« Si Poutine veut élargir le territoire des deux républiques, ce sera la guerre »
Pour Sven Biscop, professeur à l’Institut royal Egmont et à l’université de Gand, la reconnaissance des républiques de Donetsk et de Louhansk ruine l’idée d’une solution négociée sur l’Ukraine. La suite dépend des intentions du président russe d’aller ou non au-delà des frontières de celles-ci.
Qu’implique la reconnaissance par la Russie des républiques de Donetsk et de Louhansk ?
Il est presque exclu maintenant d’arriver à une solution négociée sur l’Ukraine parce que Vladimir Poutine ne pourra pas revenir sur sa décision. Ces républiques étaient déjà de facto sous contrôle russe. Cela devient officiel, côté russe. On verra donc désormais des troupes russes sous uniforme russe se déployer dans les deux zones. Ensuite, première possibilité, la Russie en reste là et cimente le statu quo. Deuxième possibilité, elle veut aller plus loin, et élargir le territoire de ces deux républiques. Entreprendra-t-elle des actions militaires contre l’Ukraine ? Cette option mène évidemment à une escalade et à une guerre ouverte avec l’Ukraine. En tout cas, politiquement, cela nécessite une réaction du côté des Occidentaux.
Ceux-ci ont-ils intérêt à enclencher une importante batterie de sanctions ?
C’est une question de tactique. Veut-on garder une ressource sous la main ? Les pourparlers reprendront-ils ? Il n’est pas illogique de prendre une première batterie de sanctions et d’en garder en réserve pour la suite.
Vladimir Poutine n’a pas parlé d’annexion comme il l’avait décidé à propos de la Crimée.
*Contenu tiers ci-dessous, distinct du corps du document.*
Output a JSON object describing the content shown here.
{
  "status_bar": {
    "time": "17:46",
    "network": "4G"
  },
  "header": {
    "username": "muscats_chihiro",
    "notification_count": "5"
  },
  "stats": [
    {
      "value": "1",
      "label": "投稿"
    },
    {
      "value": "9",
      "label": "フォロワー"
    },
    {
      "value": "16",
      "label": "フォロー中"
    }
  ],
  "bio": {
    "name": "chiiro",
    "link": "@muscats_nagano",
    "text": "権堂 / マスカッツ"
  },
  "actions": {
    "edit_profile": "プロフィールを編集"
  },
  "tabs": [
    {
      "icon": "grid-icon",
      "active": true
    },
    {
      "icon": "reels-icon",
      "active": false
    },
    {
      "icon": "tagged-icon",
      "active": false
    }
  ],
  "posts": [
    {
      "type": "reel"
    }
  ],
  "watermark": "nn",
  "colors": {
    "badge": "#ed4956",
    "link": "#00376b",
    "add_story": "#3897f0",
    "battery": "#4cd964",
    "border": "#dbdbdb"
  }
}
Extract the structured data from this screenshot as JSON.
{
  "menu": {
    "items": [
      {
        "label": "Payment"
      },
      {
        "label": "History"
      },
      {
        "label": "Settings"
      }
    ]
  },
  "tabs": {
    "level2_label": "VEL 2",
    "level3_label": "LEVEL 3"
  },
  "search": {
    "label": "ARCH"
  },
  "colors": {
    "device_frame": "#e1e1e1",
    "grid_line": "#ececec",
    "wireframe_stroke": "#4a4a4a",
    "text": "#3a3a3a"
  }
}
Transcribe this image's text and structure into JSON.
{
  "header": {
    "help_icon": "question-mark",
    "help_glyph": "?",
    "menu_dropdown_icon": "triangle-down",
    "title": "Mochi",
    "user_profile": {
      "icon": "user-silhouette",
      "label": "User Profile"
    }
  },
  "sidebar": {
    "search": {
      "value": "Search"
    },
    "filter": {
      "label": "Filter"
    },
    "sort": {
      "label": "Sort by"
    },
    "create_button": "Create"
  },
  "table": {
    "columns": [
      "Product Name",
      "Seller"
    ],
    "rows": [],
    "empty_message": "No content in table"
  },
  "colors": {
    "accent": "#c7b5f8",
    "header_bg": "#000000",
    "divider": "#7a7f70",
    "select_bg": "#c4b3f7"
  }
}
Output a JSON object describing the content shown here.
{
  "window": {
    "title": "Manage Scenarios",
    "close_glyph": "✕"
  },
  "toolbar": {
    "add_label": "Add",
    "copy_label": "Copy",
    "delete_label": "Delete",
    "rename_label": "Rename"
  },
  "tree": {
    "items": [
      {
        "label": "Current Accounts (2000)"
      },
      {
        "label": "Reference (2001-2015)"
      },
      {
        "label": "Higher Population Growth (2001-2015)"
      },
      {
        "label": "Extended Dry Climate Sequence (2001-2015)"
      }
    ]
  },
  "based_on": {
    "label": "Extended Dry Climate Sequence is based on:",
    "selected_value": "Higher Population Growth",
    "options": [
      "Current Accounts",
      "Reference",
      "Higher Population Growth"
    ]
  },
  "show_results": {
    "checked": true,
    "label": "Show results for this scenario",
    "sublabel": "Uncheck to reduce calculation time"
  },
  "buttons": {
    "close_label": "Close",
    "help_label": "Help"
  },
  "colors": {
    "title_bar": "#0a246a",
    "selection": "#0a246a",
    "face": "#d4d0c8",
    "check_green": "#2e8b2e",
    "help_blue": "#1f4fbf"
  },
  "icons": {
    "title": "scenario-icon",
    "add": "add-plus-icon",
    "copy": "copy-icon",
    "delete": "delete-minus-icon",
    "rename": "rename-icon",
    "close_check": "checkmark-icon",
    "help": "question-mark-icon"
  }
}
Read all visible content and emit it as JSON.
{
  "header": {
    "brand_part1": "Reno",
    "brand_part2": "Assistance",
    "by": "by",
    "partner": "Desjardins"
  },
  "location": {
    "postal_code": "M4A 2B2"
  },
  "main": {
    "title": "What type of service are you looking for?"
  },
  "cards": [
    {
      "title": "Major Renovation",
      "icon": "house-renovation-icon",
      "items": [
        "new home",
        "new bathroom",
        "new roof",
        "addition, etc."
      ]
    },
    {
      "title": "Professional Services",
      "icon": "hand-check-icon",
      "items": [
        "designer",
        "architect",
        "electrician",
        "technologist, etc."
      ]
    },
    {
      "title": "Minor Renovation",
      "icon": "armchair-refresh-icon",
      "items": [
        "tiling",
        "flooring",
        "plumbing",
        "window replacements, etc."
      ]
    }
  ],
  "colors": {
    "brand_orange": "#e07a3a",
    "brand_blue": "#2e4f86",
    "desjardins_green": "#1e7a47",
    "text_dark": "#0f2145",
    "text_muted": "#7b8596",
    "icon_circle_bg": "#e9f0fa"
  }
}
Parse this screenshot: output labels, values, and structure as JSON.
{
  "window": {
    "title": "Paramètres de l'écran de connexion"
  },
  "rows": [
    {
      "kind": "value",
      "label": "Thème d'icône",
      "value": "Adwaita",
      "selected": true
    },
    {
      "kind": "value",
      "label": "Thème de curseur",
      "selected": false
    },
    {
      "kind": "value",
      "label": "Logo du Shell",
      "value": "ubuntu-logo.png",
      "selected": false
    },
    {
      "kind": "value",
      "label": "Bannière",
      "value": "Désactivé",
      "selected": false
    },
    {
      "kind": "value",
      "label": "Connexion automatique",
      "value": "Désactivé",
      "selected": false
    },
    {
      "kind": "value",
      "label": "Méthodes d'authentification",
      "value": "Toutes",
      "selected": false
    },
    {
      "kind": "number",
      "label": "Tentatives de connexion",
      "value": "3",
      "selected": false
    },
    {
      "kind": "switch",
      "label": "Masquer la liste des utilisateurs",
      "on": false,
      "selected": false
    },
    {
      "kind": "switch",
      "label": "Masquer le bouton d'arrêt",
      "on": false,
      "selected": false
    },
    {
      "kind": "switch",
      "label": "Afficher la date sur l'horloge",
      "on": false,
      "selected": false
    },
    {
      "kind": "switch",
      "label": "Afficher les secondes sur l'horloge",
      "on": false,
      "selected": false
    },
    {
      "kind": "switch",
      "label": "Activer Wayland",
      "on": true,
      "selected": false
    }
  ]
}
Les deux situations sont-elles différentes ?
Oui parce que dans la conception des Russes, la Crimée a toujours été russe et ce n’est que par « erreur » que, au temps de l’Union soviétique, Nikita Krouchtchev a passé la Crimée de la Fédération russe à l’Ukraine en 1954. Il n’empêche, la reconnaissance de l’indépendance des républiques de Donestk et de Louhansk en fait des protectorats russes, même s’ils ne sont pas annexés, qui ne survivront que grâce au soutien de Moscou. A l’instar de l’Abkhazie et de l’Ossétie du Sud en Géorgie (NDLR : à la suite d’une offensive militaire de la Géorgie en 2008 pour reprendre le contrôle de ces régions dissidentes, repoussée par l’armée russe).
Le pouvoir ukrainien a-t-il intérêt à répondre à la décision de la Russie par une offensive militaire dans les républiques de Donetsk et de Louhansk ?
J’imagine difficilement que l’Ukraine prenne une initiative militaire. Si c’était le cas, cela donnerait sans doute le « prétexte » recherché par Vladimir Poutine pour mener une plus grande offensive militaire.
On est passé en vingt-quatre heures d’un projet de sommet Biden-Poutine à la douche froide de la reconnaissance de l’indépendance des républiques de l’est de l’Ukraine. Est-il particulièrement difficile de comprendre la logique de Vladimir Poutine ?
A l’annonce du projet de sommet, on se demandait si Poutine était sérieux ou s’il s’agissait à nouveau d’une manoeuvre. C’était visiblement la deuxième hypothèse qui était la bonne. Si les Russes mènent des actions militaires et dépassent les « frontières » des régions sous le contrôle des séparatistes, il sera difficile d’imaginer une reprise des négociations à court terme.